ECLI:NL:GHAMS:2023:389

Gerechtshof Amsterdam

Datum uitspraak
7 februari 2023
Publicatiedatum
16 februari 2023
Zaaknummer
21/01678
Instantie
Gerechtshof Amsterdam
Type
Uitspraak
Rechtsgebied
Bestuursrecht; Belastingrecht
Procedures
  • Hoger beroep
Vindplaatsen
  • Rechtspraak.nl
AI samenvatting door LexboostAutomatisch gegenereerd

Hoger beroep inzake WOZ-waarde woning en de vaststelling door de heffingsambtenaar

In deze zaak heeft het Gerechtshof Amsterdam op 7 februari 2023 uitspraak gedaan in het hoger beroep van belanghebbende, [X], tegen de heffingsambtenaar van de gemeente Amsterdam. De zaak betreft de vaststelling van de WOZ-waarde van de woning aan [a-straat 1] te Amsterdam voor het belastingjaar 2019. De heffingsambtenaar had de waarde vastgesteld op € 1.754.000, maar na bezwaar werd deze verlaagd naar € 1.710.000. De rechtbank Amsterdam verklaarde het beroep van belanghebbende ongegrond en veroordeelde de heffingsambtenaar tot het betalen van een schadevergoeding van € 500,- wegens overschrijding van de redelijke termijn. In hoger beroep heeft belanghebbende opnieuw betoogd dat de WOZ-waarde te hoog is vastgesteld en dat de heffingsambtenaar onvoldoende rekening heeft gehouden met de onderhoudstoestand van de woning en de ligging ten opzichte van vergelijkingsobjecten. Het Hof heeft de uitspraak van de rechtbank bevestigd en geoordeeld dat de heffingsambtenaar voldoende aannemelijk heeft gemaakt dat de WOZ-waarde niet te hoog is vastgesteld. Het Hof heeft ook geoordeeld dat de overschrijding van de redelijke termijn volledig aan de bestuurlijke fase kan worden toegerekend, en heeft de schadevergoeding bevestigd.

Uitspraak

GERECHTSHOF AMSTERDAM

kenmerk 21/01678
7 februari 2023
uitspraak van de vijfde meervoudige belastingkamer
op het hoger beroep van
[X] ,woonachtig te [Z] , belanghebbende,
(gemachtigde: mr. A. Bakker)
tegen de uitspraak van 2 september 2021 in de zaak met kenmerk AMS 20/2304 van de rechtbank Amsterdam (hierna: de rechtbank) van in het geding tussen
belanghebbende
en
de heffingsambtenaar van de gemeente Amsterdam,de heffingsambtenaar.

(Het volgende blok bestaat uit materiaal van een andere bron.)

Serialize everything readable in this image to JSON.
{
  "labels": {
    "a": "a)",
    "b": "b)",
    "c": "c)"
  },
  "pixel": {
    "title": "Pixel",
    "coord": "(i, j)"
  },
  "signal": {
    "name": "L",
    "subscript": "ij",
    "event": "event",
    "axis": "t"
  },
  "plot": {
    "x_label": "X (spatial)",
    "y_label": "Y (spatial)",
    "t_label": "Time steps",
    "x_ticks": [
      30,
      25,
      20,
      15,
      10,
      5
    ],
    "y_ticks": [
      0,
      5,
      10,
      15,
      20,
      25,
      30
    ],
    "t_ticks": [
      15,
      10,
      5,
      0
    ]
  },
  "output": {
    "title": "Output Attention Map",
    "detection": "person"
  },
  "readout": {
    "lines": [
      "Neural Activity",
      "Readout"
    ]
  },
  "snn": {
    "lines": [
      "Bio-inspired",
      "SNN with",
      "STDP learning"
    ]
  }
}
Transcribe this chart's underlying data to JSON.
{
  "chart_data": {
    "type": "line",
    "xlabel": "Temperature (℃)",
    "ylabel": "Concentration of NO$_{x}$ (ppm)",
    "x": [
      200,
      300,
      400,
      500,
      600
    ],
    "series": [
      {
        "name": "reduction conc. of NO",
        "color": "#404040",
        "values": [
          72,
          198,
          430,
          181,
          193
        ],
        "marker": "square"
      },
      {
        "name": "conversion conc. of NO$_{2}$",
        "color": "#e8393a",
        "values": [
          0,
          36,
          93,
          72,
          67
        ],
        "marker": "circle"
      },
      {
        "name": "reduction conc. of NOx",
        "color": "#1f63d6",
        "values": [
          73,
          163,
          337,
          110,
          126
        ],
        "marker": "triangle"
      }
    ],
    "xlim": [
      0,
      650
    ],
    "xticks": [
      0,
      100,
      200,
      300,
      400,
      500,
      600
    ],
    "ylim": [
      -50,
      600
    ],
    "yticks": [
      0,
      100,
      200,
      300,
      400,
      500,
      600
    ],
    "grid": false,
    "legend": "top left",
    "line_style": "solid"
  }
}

1.Ontstaan en loop van het geding

1.1.
De heffingsambtenaar heeft bij beschikking met dagtekening 28 februari 2019 op grond van artikel 22 van de Wet Waardering onroerende zaken (Wet WOZ) de waarde van de onroerende zaak [a-straat 1] te Amsterdam (hierna: de woning) voor het belastingjaar 2019 vastgesteld op € 1.754.000. Gelijktijdig is door middel van hetzelfde geschrift de aanslag onroerendezaakbelasting eigenaar 2019 bekendgemaakt.
1.2.
Na daartegen gemaakt bezwaar heeft de heffingsambtenaar het bezwaar gegrond verklaard en de waarde van de woning verminderd naar € 1.710.000, onder toekenning van een kostenvergoeding van € 522.
1.3.
Belanghebbende heeft daartegen beroep ingesteld bij de rechtbank. De rechtbank heeft in haar uitspraak van 2 september 2021 als volgt beslist (in de uitspraak van de rechtbank wordt belanghebbende aangeduid als ‘eiseres’):

Beslissing
De rechtbank:
- verklaart het beroep ongegrond;
- veroordeelt de heffingsambtenaar tot het betalen van een schadevergoeding aan eiseres, vastgesteld op € 500,-;
- draagt de heffingsambtenaar op het betaalde griffierecht van € 48,- aan eiseres te vergoeden;
- veroordeelt de heffingsambtenaar in de proceskosten van eiseres tot een bedrag van
€ 534,-.”
1.4.
Belanghebbende heeft tegen de uitspraak van de rechtbank hoger beroep ingesteld.
Het hoger beroep heeft het Hof ontvangen op 14 oktober 2021 en is aangevuld bij brief van 12 november 2021. De heffingsambtenaar heeft een verweerschrift ingediend.
1.5.
Het onderzoek ter zitting heeft plaatsgevonden op 30 november 2022. Van het verhandelde ter zitting is een proces-verbaal opgemaakt dat met deze uitspraak wordt meegezonden.

2.Feiten

2.1.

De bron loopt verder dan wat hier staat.